Hyper-IgM 1 (HIGM1) is an X-linked combined immunodeficiency that is caused by a CD40LG mutation that impairs communication between active CD4+ T cells and effector immune cells. This results in an average lifespan of individuals with HIGM1 to be 25 years on average. Therefore, a one-size-fits-all, long-range corrective gene editing strategy is a viable therapeutic option for this cohort of individuals.

Safety requirements of gene corrected cell and gene therapies are currently under definition by regulatory agencies, and precise characterization of gene editing outcomes at the single-cell level play an important role in IND submissions. To help cure individuals with HIGM1 and inform regulatory agencies, Daniele Canarutto, M.D., Ph.D. and team developed a scalable, GMP-compliant gene therapy that utilizes CRISPR/Cas9, a corrective homology directed repair (HDR) template coupled to a selector, and an integrase-defective lentiviral vectors (IDLV) delivery system.

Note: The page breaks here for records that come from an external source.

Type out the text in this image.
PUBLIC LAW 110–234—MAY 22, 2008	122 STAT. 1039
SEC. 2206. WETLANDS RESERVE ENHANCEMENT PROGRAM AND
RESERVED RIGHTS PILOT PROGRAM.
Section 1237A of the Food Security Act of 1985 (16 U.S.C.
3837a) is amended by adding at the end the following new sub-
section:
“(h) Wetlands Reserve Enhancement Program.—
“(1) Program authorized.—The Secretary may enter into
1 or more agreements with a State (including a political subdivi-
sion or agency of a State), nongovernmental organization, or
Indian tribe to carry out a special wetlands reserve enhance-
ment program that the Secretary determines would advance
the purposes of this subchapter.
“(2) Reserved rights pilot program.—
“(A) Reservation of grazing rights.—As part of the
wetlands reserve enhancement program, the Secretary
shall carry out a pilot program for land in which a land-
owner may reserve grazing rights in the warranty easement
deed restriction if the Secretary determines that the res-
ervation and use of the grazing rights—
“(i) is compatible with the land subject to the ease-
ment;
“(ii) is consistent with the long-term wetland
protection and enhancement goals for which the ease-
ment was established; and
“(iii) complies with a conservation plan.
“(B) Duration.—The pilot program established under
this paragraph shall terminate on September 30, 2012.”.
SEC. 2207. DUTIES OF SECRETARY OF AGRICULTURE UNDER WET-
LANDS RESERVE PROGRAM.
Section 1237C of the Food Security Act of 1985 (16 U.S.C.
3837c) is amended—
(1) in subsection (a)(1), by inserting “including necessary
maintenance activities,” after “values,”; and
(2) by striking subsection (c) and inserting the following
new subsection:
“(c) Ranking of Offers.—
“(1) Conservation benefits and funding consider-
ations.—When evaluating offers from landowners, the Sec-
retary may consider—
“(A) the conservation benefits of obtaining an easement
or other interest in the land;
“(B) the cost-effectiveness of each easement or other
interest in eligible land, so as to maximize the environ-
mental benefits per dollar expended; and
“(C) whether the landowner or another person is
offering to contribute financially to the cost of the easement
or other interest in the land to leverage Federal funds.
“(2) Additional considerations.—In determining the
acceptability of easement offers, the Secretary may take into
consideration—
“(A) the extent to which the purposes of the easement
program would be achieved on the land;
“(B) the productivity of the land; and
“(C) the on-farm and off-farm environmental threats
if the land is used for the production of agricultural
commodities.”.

In this live session, Daniele will show how the adoption of a single-cell DNA sequencing (scDNA-seq) platform, coupled with their gene editing protocol and expected gene editing outcomes, enabled the rigorous validation of their gene therapy for HIGM1. The team successfully completed their preclinical safety evaluation using a custom scDNA-seq amplicon panel covering the X-chromosome, nuclease target, and donor template for characterization of gene editing outcomes.

Results of their preclinical safety evaluation using the custom scDNA-seq assays demonstrated how unsupervised clustering distinguishes precise HDR from on-target concatemers. Crucially, Daniele will show how using scDNA-seq assays confirmed the mutual exclusivity of donor integration and wild-type loci validating targeted integration and ruling out large deletions or off-targets to support their first-in-human trials.